Advanced dynamic seq2seq with TensorFlow

Encoder is bidirectional now. Decoder is implemented using tf.nn.raw_rnn. It feeds previously generated tokens during training as inputs, instead of target sequence.

UPDATE (16.02.2017): I learned some things after I wrote this tutorial. In particular:

  • [DONE] Replacing projection (one-hot encoding followed by linear layer) with embedding (indexing weights of linear layer directly) is more efficient.
  • When decoding, feeding previously generated tokens as inputs adds robustness to model's errors. However feeding ground truth speeds up training. Apperantly best practice is to mix both randomly when training.

I will update tutorial to reflect this at some point.


In [1]:
import numpy as np
import tensorflow as tf
import helpers

tf.reset_default_graph()
sess = tf.InteractiveSession()

In [2]:
tf.__version__


Out[2]:
'1.3.0'

In [3]:
PAD = 0
EOS = 1

vocab_size = 10
input_embedding_size = 20

encoder_hidden_units = 20
decoder_hidden_units = encoder_hidden_units * 2

In [4]:
encoder_inputs = tf.placeholder(shape=(None, None), dtype=tf.int32, name='encoder_inputs')
encoder_inputs_length = tf.placeholder(shape=(None,), dtype=tf.int32, name='encoder_inputs_length')

decoder_targets = tf.placeholder(shape=(None, None), dtype=tf.int32, name='decoder_targets')

Previously we elected to manually feed decoder_inputs to better understand what is going on.
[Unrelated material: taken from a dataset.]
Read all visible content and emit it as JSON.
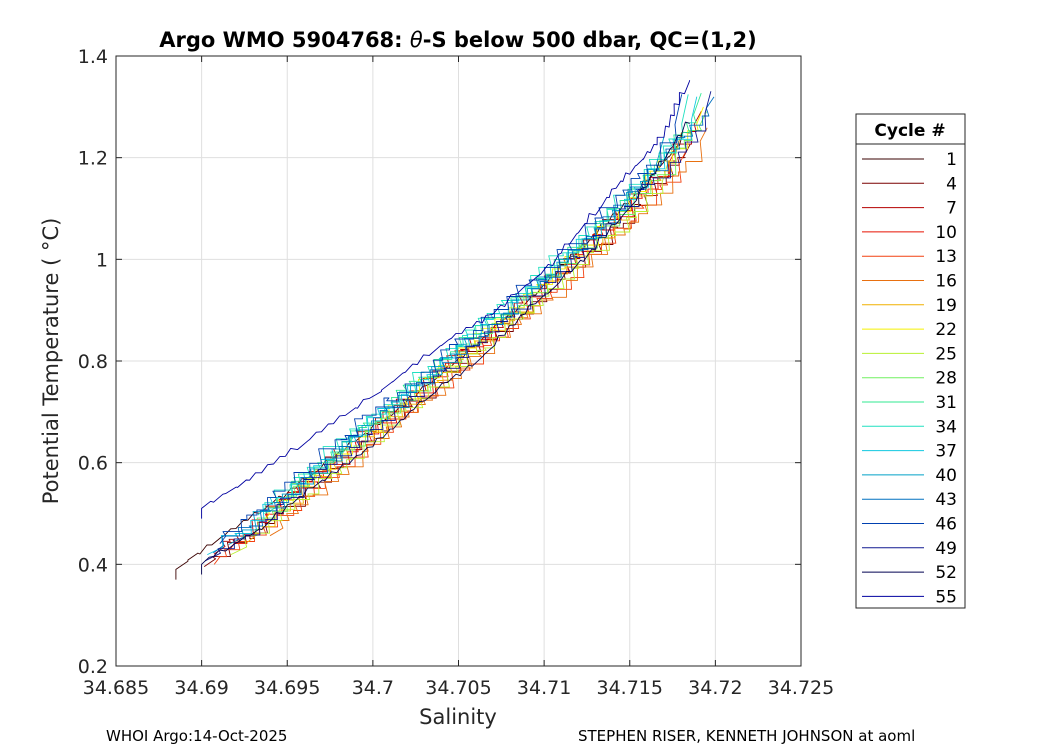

Here we implement decoder with tf.nn.raw_rnn and will construct decoder_inputs step by step in the loop.

Embeddings

Setup embeddings (see tutorial 1)


In [5]:
embeddings = tf.Variable(tf.random_uniform([vocab_size, input_embedding_size], -1.0, 1.0), dtype=tf.float32)

encoder_inputs_embedded = tf.nn.embedding_lookup(embeddings, encoder_inputs)

Encoder

We are replacing unidirectional tf.nn.dynamic_rnn with tf.nn.bidirectional_dynamic_rnn as the encoder.


In [6]:
from tensorflow.contrib.rnn import LSTMCell, LSTMStateTuple

In [7]:
encoder_cell = LSTMCell(encoder_hidden_units)

In [8]:
((encoder_fw_outputs,
  encoder_bw_outputs),
 (encoder_fw_final_state,
  encoder_bw_final_state)) = (
    tf.nn.bidirectional_dynamic_rnn(cell_fw=encoder_cell,
                                    cell_bw=encoder_cell,
                                    inputs=encoder_inputs_embedded,
                                    sequence_length=encoder_inputs_length,
                                    dtype=tf.float32, time_major=True)
    )

In [9]:
encoder_fw_outputs


Out[9]:
<tf.Tensor 'bidirectional_rnn/fw/fw/TensorArrayStack/TensorArrayGatherV3:0' shape=(?, ?, 20) dtype=float32>

In [10]:
encoder_bw_outputs


Out[10]:
<tf.Tensor 'ReverseSequence:0' shape=(?, ?, 20) dtype=float32>

In [11]:
encoder_fw_final_state


Out[11]:
LSTMStateTuple(c=<tf.Tensor 'bidirectional_rnn/fw/fw/while/Exit_2:0' shape=(?, 20) dtype=float32>, h=<tf.Tensor 'bidirectional_rnn/fw/fw/while/Exit_3:0' shape=(?, 20) dtype=float32>)

In [12]:
encoder_bw_final_state


Out[12]:
LSTMStateTuple(c=<tf.Tensor 'bidirectional_rnn/bw/bw/while/Exit_2:0' shape=(?, 20) dtype=float32>, h=<tf.Tensor 'bidirectional_rnn/bw/bw/while/Exit_3:0' shape=(?, 20) dtype=float32>)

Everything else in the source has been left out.